THE European Union Election Observer Mission (EU EOM) should never go beyond its mandate by interfering in national processes and dictating to Zimbabwe how the country’s institutions and legislative framework should be structured, Justice, Legal and Parliamentary Affairs Minister Ziyambi Ziyambi has said.
They should, however, only restrict themselves to noting what they would have witnessed during the electoral period. Responding to the EU EOM final report on the August 23-24 harmonised elections at a press conference in Harare yesterday, Minister Ziyambi said Zimbabwe will continue engaging the EU through the two parties’ formal political dialogue platform despite the bloc’s release of what Government has called a “misleading and biased report” on the country’s elections.
On Friday, the observer mission released its final report on Zimbabwe’s elections, which has been condemned for its bias towards the opposition and attempts to attack State institutions.
“Observers come to observe. So when observers meet a group of people who didn’t follow the due process of satisfying the requirements of the law in terms of their gatherings, they simply observe and take note of what that particular individual has said. Likewise, if they meet a group of people that are complaining that the other side is doing this, whether that complaint borders on an illegality on the act of the other party, they will simply note it. That is what observation is all about.”
Election observers, said Minister Ziyambi, should not be confused with election monitors.
“So, as Government, we are actually surprised that observers think that they are actually monitors, or they are here to change our laws.” He said Zimbabwe’s August 23 and 24 elections, while imperfect, were the most peaceful polls in the country’s history.
“On election day, it was very peaceful. During the campaigns, it was very peaceful. But you can never have a process where two or more people are having contestations where you do not have skirmishes here and there. There is no such thing that can happen.”
The country, he said, will not walk away from formal engagement with the EU, and will continue pursuing dialogue with the bloc over the country’s arrears clearance and debt resolution programme
“In terms of where it (the final report) leaves Zimbabwe in terms of its re-engagement and the debt clearance roadmap, we believe that our elections were done in terms of our laws as they are and our elections were done peacefully and (were) very credible. I was in the national (results) collation room at the national command centre where all political parties were represented, and not even a single election result from the constituencies was disputed by all political parties that were there, save for one party’s representative who said he was told that he must not sign for the results and therefore he could not sign. Section 93 of the Constitution is very clear about (what to do) when results are disputed.
This is one election where nobody challenged any result and they agreed to all council results, hence we found out that all the councillors were sworn in. They agreed to the National Assembly results, hence all the MPs were sworn; not even one said ‘no, I am contesting this result’. We believe our process of engagement in terms of debt clearance, our meetings will go as scheduled, and the Minister of Finance is leading that on part of Government, and we are going to meet everyone who is involved,” said Minister Ziyambi.

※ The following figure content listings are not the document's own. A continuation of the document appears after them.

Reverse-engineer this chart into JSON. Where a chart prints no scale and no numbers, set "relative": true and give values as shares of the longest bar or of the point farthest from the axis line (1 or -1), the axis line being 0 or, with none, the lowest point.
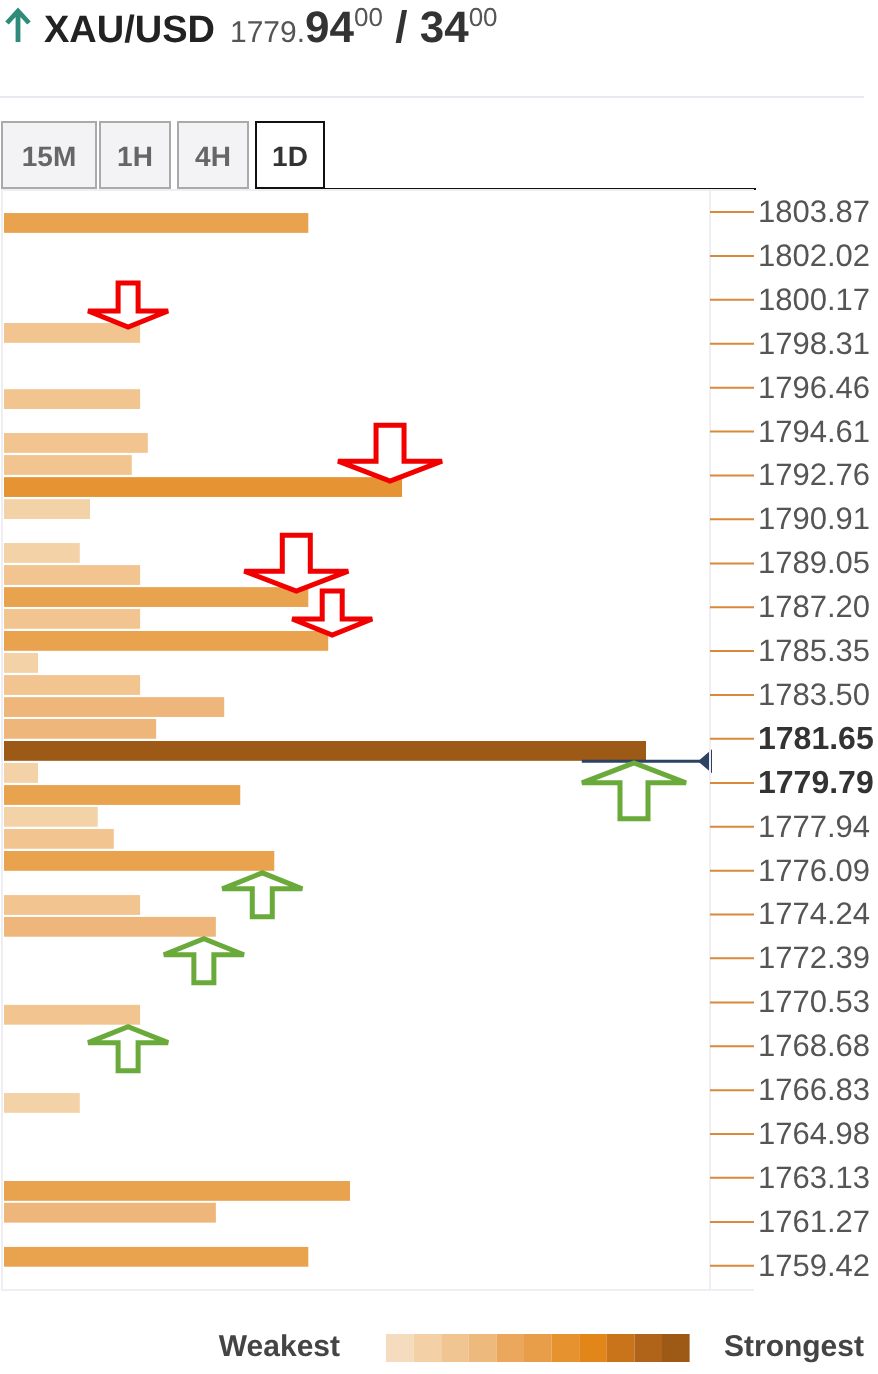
{
  "chart_data": {
    "type": "bar",
    "orientation": "horizontal",
    "relative": true,
    "title": "XAU/USD",
    "subtitle": "1779.94$^{00}$ / 34$^{00}$",
    "annotations": [
      "15M",
      "1H",
      "4H",
      "1D",
      "Weakest",
      "Strongest"
    ],
    "x": [
      1803.41,
      1798.77,
      1795.98,
      1794.13,
      1793.2,
      1792.27,
      1791.34,
      1789.49,
      1788.56,
      1787.63,
      1786.71,
      1785.78,
      1784.85,
      1783.92,
      1782.99,
      1782.07,
      1781.14,
      1780.21,
      1779.28,
      1778.36,
      1777.43,
      1776.5,
      1774.64,
      1773.72,
      1770.01,
      1766.29,
      1762.58,
      1761.66,
      1759.8
    ],
    "values": [
      0.474,
      0.212,
      0.212,
      0.224,
      0.199,
      0.62,
      0.134,
      0.118,
      0.212,
      0.474,
      0.212,
      0.505,
      0.053,
      0.212,
      0.343,
      0.237,
      1,
      0.053,
      0.368,
      0.146,
      0.171,
      0.421,
      0.212,
      0.33,
      0.212,
      0.118,
      0.539,
      0.33,
      0.474
    ],
    "colors": [
      "#e9a24e",
      "#f1c490",
      "#f1c490",
      "#f1c490",
      "#f1c490",
      "#e69433",
      "#f4d2a8",
      "#f4d2a8",
      "#f1c490",
      "#e9a24e",
      "#f1c490",
      "#e9a24e",
      "#f4d2a8",
      "#f1c490",
      "#eeb67a",
      "#eeb67a",
      "#9c5a16",
      "#f4d2a8",
      "#e9a24e",
      "#f4d2a8",
      "#f1c490",
      "#e9a24e",
      "#f1c490",
      "#eeb67a",
      "#f1c490",
      "#f4d2a8",
      "#e9a24e",
      "#eeb67a",
      "#e9a24e"
    ],
    "ylim": [
      1758.4,
      1804.8
    ],
    "yticks": [
      1803.87,
      1802.02,
      1800.17,
      1798.31,
      1796.46,
      1794.61,
      1792.76,
      1790.91,
      1789.05,
      {
        "value": 1787.2,
        "label": "1787.20"
      },
      1785.35,
      {
        "value": 1783.5,
        "label": "1783.50"
      },
      1781.65,
      1779.79,
      1777.94,
      1776.09,
      1774.24,
      1772.39,
      1770.53,
      1768.68,
      1766.83,
      1764.98,
      1763.13,
      1761.27,
      1759.42
    ],
    "ref_lines": [
      {
        "axis": "y",
        "value": 1780.7,
        "color": "#2b4263"
      }
    ]
  }
}
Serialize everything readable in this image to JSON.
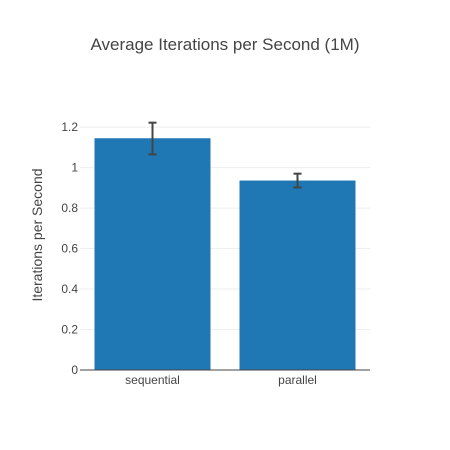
{
  "chart_data": {
    "type": "bar",
    "title": "Average Iterations per Second (1M)",
    "xlabel": "",
    "ylabel": "Iterations per Second",
    "categories": [
      "sequential",
      "parallel"
    ],
    "values": [
      1.145,
      0.936
    ],
    "error": [
      {
        "low": 1.065,
        "high": 1.222
      },
      {
        "low": 0.902,
        "high": 0.97
      }
    ],
    "ylim": [
      0,
      1.25
    ],
    "yticks": [
      0,
      0.2,
      0.4,
      0.6,
      0.8,
      1,
      1.2
    ],
    "ytick_labels": [
      "0",
      "0.2",
      "0.4",
      "0.6",
      "0.8",
      "1",
      "1.2"
    ],
    "grid": true,
    "legend": "none",
    "colors": {
      "bar": "#1f77b4",
      "errorbar": "#444444",
      "grid": "#eeeeee",
      "text": "#444444"
    }
  }
}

The dialogue’s terms of reference, he said, “were never that the opposition must win for the negotiations to continue”.
“So I think we will discuss with them, put all the facts as they are and implore them that we must continue where we left before the general elections.”
He said the harmonised elections were held in terms of all the relevant laws of the country. Government, added Minister Ziyambi, was now focused on development towards attaining Vision 2030.
“The message that I want to leave is that we are now at a stage where we believe that we take note of the (observer) reports … we will consider those observations that we believe will enhance our democracy and make our electoral processes better. But at this stage, the Government is now focusing on ensuring that we deliver on our promises and national development strategies.”
Minister Ziyambi also said Government has reason to believe that the EU and Sadc reports on Zimbabwe’s elections could have been produced by the same consultant.
“The Sadc and EU reports I agree, they are very similar. The AU’s (African Union) is substantially different from the two. But the Sadc one and the EU reports were written by the same person. If you go through the two, you can tell that they were drafted by people who were in the same room. We have said even when we got the preliminary report, we picked that these reports were done by perhaps one consultant. The people who were consulted … the issues that they were raising they followed a similar pattern. We agree with that there was a pattern.”